The NLW rate will go up by 4.4% on April 1 from £7.50 to £7.83. Two years ago, the minimum wage stood at £6.70, increasing to £7.20 when the NLW was introduced in April 2016 for employees aged 25 and above. The rate has increased by more than 15% since March 2016.
Chris Pollard, owner of Barlby Village Stores, Selby in Yorkshire, has opted to put up his prices, instead of getting rid of staff.
“Even two years ago, I was paying a lot less,” he said, “now it’s well over £10,000 a year per person. Products are also costing more so everything has a knock on effect. I may be forced to put prices up further in the future because it won’t be long until the National Living Wage is £9 and then £10.”
Mo Razzaq, owner of Family Shopper in Blantyre, Glasgow, has been forced to change how he recruits new staff.
He said: “It used to be the case that you could think carefully about which local people you employ but that is not the case anymore. Over the last few years, the increases have forced retailers to give jobs to younger people to make savings.
“Margins are being cut and energy manufacturers are not being fair so the National Living Wage keeps adding to the pressure on our finances.”
Arjan Mehr, owner of Londis Bracknell in Berkshire, added: “Retailers cannot cut back and cross-subsidise the wage bill any longer.
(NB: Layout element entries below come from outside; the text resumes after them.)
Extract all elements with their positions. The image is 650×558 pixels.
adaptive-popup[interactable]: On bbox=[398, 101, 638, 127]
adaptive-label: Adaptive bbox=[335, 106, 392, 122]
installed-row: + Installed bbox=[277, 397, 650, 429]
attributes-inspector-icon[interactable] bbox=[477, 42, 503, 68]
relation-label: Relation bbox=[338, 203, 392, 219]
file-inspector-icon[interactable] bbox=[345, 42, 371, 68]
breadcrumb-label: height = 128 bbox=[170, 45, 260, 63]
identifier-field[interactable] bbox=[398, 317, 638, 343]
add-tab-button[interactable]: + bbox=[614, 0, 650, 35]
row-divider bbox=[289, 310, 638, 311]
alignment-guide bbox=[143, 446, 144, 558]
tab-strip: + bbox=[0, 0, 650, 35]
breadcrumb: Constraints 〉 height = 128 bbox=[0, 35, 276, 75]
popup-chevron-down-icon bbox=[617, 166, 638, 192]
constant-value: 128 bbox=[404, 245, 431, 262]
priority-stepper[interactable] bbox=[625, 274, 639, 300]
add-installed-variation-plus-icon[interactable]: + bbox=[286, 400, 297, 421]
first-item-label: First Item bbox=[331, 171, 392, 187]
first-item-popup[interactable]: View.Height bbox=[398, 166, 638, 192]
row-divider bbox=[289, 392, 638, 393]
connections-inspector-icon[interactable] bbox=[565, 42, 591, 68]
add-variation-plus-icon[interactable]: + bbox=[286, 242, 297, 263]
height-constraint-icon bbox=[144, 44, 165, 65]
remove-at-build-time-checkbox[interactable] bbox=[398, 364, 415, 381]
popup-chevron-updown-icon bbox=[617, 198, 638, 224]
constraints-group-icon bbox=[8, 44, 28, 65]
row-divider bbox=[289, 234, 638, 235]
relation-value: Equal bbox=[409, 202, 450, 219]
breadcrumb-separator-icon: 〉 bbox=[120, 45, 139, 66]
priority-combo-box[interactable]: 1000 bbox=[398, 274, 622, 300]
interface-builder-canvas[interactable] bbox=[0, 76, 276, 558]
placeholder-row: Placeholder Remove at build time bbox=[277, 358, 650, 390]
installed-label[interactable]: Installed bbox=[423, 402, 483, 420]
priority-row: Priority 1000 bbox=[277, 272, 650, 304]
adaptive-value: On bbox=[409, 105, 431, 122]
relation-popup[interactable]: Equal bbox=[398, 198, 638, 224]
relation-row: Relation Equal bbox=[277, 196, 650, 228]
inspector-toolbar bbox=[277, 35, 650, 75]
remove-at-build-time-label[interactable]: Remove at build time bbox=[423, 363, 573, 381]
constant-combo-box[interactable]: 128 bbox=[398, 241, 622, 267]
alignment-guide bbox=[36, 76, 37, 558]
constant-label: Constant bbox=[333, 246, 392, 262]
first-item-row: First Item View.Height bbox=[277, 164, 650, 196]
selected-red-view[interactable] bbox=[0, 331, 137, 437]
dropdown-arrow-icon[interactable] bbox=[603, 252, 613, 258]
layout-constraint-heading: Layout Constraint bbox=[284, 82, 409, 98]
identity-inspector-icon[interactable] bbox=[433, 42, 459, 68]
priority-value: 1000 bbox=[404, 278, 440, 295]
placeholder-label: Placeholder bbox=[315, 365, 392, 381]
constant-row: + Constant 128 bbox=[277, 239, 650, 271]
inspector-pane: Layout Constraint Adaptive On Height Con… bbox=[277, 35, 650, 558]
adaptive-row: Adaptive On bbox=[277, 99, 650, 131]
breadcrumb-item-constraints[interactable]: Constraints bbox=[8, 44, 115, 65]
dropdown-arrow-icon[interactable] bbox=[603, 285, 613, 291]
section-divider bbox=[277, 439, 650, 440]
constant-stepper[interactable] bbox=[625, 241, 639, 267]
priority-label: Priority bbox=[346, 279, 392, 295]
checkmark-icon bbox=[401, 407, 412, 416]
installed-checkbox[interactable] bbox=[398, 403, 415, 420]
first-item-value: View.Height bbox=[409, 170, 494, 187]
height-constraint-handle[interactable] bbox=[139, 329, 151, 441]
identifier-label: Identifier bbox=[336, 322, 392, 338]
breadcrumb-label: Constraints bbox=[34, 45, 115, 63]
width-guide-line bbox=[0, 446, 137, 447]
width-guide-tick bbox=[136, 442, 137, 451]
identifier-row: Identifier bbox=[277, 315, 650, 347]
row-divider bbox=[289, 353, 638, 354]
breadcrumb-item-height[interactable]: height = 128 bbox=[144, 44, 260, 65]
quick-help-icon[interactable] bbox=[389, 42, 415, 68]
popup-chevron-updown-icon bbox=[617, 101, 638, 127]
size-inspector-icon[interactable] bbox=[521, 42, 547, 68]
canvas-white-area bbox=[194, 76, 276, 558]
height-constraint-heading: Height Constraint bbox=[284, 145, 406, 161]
Most businesses have been cut to the bone and any more increases would then have a negative impact on shoplifting and security, never mind holiday cover, sickness etc.”
Ralf Patel, owner of The Look-In, in Woodmansterne, Surrey, has also been hit hard by the NLW. “Many retailers are now working incredibly long days and probably couldn’t even afford their own wages, let alone those of their staff! It’s hardly surprising that a growing number of retailers are deciding to sell up and what’s particularly troubling is that it’s the younger retailing generation, the one with the loans on new property, who are probably being hit with the highest overheads.”
Joe Williams, owner of Hook Norton Village stores, in Oxfordshire, has re-structured the management in his store in order to balance increasing costs and valuing his employees.
He added: “It’s true that costs are rising across the board and staff costs are one of the biggest areas of expenditure. Despite this I’m actually recruiting for a new manager at the moment to replace an employee who is leaving.
“After this I plan to totally reorganise my staffing structure by removing the ‘supervisor’ role and re-training the core team so that they are all more capable and multi-skilled. I pay slightly above the National Living Wage and will continue to do so despite the coming rise, but in return I do expect quite a lot from my staff.”